Evet, çok çeşitli, çok zengin, çok lezzetli, dünyaca ünlü bir mutfağımız var. Ama kalp hastalıkları ve kanser artışında da son yıllarda ‘başa güreşiyoruz’... Demek ki mutfağımız şahane ama bir yerlerde bir terslik var. Neler mi? Buyurun...

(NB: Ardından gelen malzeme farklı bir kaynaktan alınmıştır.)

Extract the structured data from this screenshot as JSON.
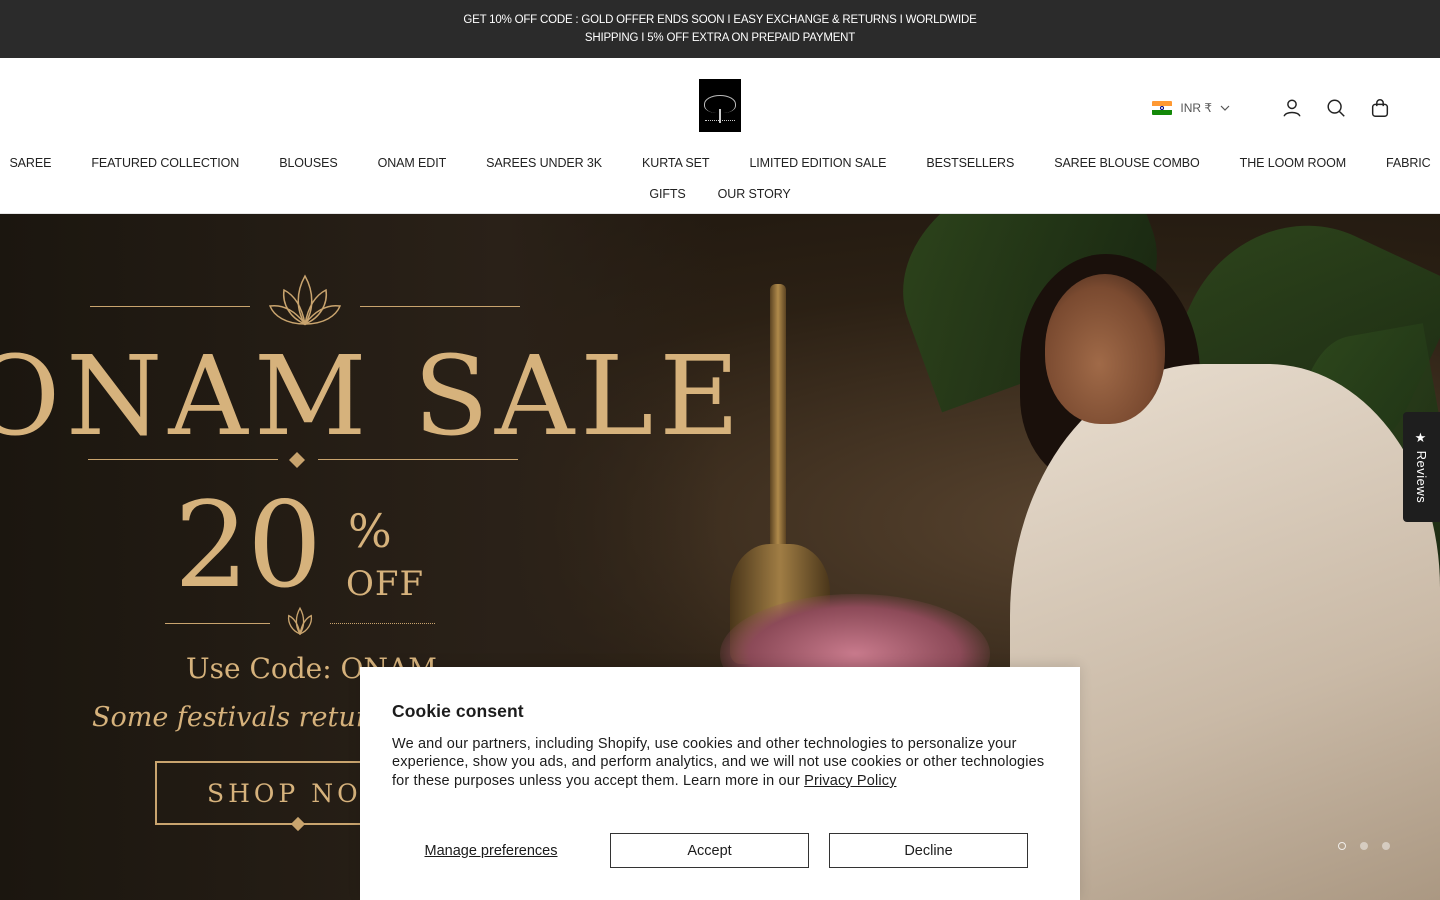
{
  "announcement": {
    "text": "GET 10% OFF CODE : GOLD OFFER ENDS SOON I EASY EXCHANGE & RETURNS I WORLDWIDE SHIPPING I 5% OFF EXTRA ON PREPAID PAYMENT"
  },
  "header": {
    "currency": "INR ₹",
    "icons": [
      "account-icon",
      "search-icon",
      "cart-icon"
    ]
  },
  "nav": {
    "row1": [
      "SAREE",
      "FEATURED COLLECTION",
      "BLOUSES",
      "ONAM EDIT",
      "SAREES UNDER 3K",
      "KURTA SET",
      "LIMITED EDITION SALE",
      "BESTSELLERS",
      "SAREE BLOUSE COMBO",
      "THE LOOM ROOM",
      "FABRIC"
    ],
    "row2": [
      "GIFTS",
      "OUR STORY"
    ]
  },
  "hero": {
    "title": "ONAM SALE",
    "percent": "20",
    "percent_sign": "%",
    "off": "OFF",
    "code_label": "Use Code: ONAM",
    "tagline": "Some festivals return first",
    "cta": "SHOP NOW",
    "slides_total": 3,
    "slide_active": 1
  },
  "reviews_tab": "★ Reviews",
  "cookie": {
    "title": "Cookie consent",
    "body": "We and our partners, including Shopify, use cookies and other technologies to personalize your experience, show you ads, and perform analytics, and we will not use cookies or other technologies for these purposes unless you accept them. Learn more in our ",
    "link": "Privacy Policy",
    "manage": "Manage preferences",
    "accept": "Accept",
    "decline": "Decline"
  },
  "colors": {
    "announcement_bg": "#2b2b2b",
    "gold": "#d6b27c"
  }
}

Mutfağımız mükemmel bir “sentez” ve “füzyon” mutfağı. Yapısında Sümer ve Hitit gibi Anadolu medeniyetlerinin, Selçuklu ve Osmanlı kültürlerinin, biraz da Ermeni, Yahudi, Rum, Arap, Kafkas lezzetlerinin esintileri var. Bu nedenle dünyanın “hatırı sayılır” “lezzet ve sağlık” duraklarından biriyiz. “Ben mutfaktan anlarım, damak çatlatan lezzetlere hastayım” diyen herkesin Türk mutfağının önünde ceketini iliklemesi bundandır.
SONUÇ AÇIK VE NET
Ne var ki bu güzel iltifatlar bizim bugün de sağlıklı beslendiğimiz anlamına gelmez. Bunun farklı sebepleri var:
Her şeyden önce şimdilerde yiyip içtiklerimizin çoğu faydalı besin unsurlarından mahrum. Ayrıca da tam tersine, bol miktarda kimyasal ve hormonal kirlilik barındırıyor.